La naturalezza dei delitti umani
Alla natura non abbiamo saputo dare altro significato che quello di un meccanismo perfetto di cinismo e di spietatezza. Agli occhi dell’uomo non compare che l’agguato della belva, la fuga della preda, la regola spartana dell’uccellino caduto dal nido, o l’abbandono in segreto del piccolo nato storpio. Non abbiamo saputo fare altro che adeguare questo sistema di vite allo scarto necessario della morte. La fine dell’uomo si realizza col suo proposito di modellarsi in un luogo di perfezione dove la conoscenza dei canoni resta allo studio e alla custodia di pochi.
Dopo qualche millennio di storia, le balene continuano a spostarsi coi balenotteri in formazione, le orche a risparmiare e a ricondurre a largo le foche sopravvissute al massacro per la nutrizione, che mai avviene per oltrepassare la sazietà. I predatori iniziano la caccia solo quando la fame si fa sentire, così come ogni forma di vita risponde con prodigiosa innocenza, pure in quelle che appaiono come circostanze delittuose, a quelle che il sistema intellettivo dell’uomo definisce le regole per la sopravvivenza.
Nella sua infinita presunzione l’uomo ha preteso di imporre ad altri uomini l’ipotetica esistenza di un dio, di un’entità superiore regolatrice ed eterna, ignorando completamente l’habitat naturale in cui è nato e ha generato altri uomini. Dà del dio a chi crede sia come il suo dio e gerarchizza con grande crudeltà ogni specie di vita che non sia la sua. Dopo aver ultimato la colonizzazione della natura, l’uomo passa al dominio di altri uomini. In ogni altro luogo della natura dove vi sia la sua assenza assoluta questo non si verifica, se non per ossequio ignaro e incondizionato a un ordine definito gerarchia solo dall’uomo stesso, a causa del suo senso morale profondamente corrotto.
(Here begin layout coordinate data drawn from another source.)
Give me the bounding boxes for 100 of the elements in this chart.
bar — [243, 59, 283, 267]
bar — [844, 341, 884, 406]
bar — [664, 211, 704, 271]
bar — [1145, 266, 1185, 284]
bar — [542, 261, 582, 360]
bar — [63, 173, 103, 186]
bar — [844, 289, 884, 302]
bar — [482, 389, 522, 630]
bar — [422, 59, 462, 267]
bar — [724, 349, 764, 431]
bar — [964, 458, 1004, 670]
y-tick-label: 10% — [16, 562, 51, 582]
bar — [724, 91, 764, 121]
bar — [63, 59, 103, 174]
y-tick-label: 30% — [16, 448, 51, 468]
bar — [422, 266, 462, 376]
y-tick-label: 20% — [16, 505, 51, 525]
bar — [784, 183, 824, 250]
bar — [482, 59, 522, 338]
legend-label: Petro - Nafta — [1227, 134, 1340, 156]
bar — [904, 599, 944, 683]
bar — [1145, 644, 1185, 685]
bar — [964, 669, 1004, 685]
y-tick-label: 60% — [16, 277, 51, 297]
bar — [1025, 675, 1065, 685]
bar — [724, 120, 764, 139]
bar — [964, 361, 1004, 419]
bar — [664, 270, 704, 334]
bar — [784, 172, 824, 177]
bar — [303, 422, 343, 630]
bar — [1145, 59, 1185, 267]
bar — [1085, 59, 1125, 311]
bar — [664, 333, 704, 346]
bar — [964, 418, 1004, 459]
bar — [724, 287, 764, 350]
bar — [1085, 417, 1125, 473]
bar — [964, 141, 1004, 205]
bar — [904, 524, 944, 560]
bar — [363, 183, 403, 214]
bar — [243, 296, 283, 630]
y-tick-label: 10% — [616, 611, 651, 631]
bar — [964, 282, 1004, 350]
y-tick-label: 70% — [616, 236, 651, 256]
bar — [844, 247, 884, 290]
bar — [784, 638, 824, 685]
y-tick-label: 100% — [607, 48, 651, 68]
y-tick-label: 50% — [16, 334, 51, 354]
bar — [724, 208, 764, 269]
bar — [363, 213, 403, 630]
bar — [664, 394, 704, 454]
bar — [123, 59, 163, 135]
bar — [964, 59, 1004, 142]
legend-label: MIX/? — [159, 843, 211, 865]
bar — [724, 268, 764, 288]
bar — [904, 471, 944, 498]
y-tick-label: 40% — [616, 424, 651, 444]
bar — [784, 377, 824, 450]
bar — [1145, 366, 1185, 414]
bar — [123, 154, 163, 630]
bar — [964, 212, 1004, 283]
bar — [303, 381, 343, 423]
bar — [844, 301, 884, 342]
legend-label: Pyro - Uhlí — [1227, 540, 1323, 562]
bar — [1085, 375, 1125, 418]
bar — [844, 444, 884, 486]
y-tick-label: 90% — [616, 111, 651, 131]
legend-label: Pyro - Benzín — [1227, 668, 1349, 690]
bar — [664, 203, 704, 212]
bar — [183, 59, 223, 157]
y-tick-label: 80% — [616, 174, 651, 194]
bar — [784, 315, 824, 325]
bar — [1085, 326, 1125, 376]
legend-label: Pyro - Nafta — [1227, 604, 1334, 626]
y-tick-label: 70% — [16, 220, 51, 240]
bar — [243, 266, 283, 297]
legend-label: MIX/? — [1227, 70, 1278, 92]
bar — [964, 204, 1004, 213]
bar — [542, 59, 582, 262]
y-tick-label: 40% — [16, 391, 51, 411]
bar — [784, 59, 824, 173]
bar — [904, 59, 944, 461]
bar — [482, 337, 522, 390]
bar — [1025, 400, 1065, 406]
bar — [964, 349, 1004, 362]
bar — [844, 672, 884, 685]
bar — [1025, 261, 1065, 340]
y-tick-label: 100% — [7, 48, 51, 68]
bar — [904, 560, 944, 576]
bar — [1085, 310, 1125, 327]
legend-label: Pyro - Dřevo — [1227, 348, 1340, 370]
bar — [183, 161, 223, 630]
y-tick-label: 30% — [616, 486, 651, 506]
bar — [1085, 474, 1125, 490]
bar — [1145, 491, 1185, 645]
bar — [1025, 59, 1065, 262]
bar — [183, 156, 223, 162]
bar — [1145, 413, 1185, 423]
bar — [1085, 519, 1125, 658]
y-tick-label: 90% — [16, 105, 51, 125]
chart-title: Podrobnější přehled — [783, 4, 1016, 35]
In natura non esiste forma di violazione che non sia la necessità. L’unica tragedia della natura è l’involontario. Nessuno può spiegare il mistero dell’involontario. Se Emil Cioran e William James hanno intravisto dell’eccesso nella natura, Francis Bacon ha detto che l’unico comando alla natura è la necessità di obbedirle. Gli animali nascono con questo senso della comprensione inconsapevole. Senza saperlo sono dei geniali obbedienti. C’è più genio nel mondo animale che in tutta la storia dell’uomo. Eppure, gli animali non hanno la storia. Di tutto quello che di meraviglioso l’uomo può ammirare in natura, egli non ha alcun merito. L’unico merito del genere umano è stato quello di aver trovato il modo per vivere da specie imperante laddove a niente è consentito di ergersi al di sopra di qualcosa. Invece l’uomo vive senza preoccupazione alcuna rispetto alla considerazione che la natura potrebbe avere della sua presenza. E forse non s’inganna, e se di inganno si tratta, è un inganno che gli serve a vivere serenamente.
Nel Dialogo della Natura e di un islandese di Leopardi, la Natura dice: “Immaginavi tu forse che il mondo fosse fatto per causa vostra? Ora sappi che nelle fatture, negli ordini e nelle operazioni mie, sempre ebbi ed ho l’intenzione a tutt’altro che alla felicità degli uomini o all’infelicità. Quando io vi offendo in qualunque modo e con qual si sia mezzo, io non me ne avveggo, se non rarissime volte: come, ordinariamente, se io vi diletto o vi benefico, io non lo so; e non ho fatto, come credete voi, quelle tali cose, o non fo quelle tali azioni, per dilettarvi o giovarvi. E finalmente, se anche mi avvenisse di estinguere tutta la vostra specie, io non me ne avvedrei”. Del resto anche in Umano, troppo umano, Nietzsche scrive che “Ci troviamo così bene nella libera natura, perché essa non ha alcuna opinione su di noi”.
Adesso, sui numerosi casi di delitti che si apprendono dalle televisioni e dai giornali, sui grandi crimini, persino sulle stragi e sulle violazioni più atroci, quale ragione si vorrebbe trovare? L’essere umano non è un’occasione di sorprese, se non per la sua continua e miserevole ricerca di provarsi l’esistenza del suo dio. L’unico dio è la presenza dell’uomo, un alieno che non ha avuto neanche l’incomodo di dover sopravvivere alle selezioni naturali. Pare che nell’universo si parli molto male di lui.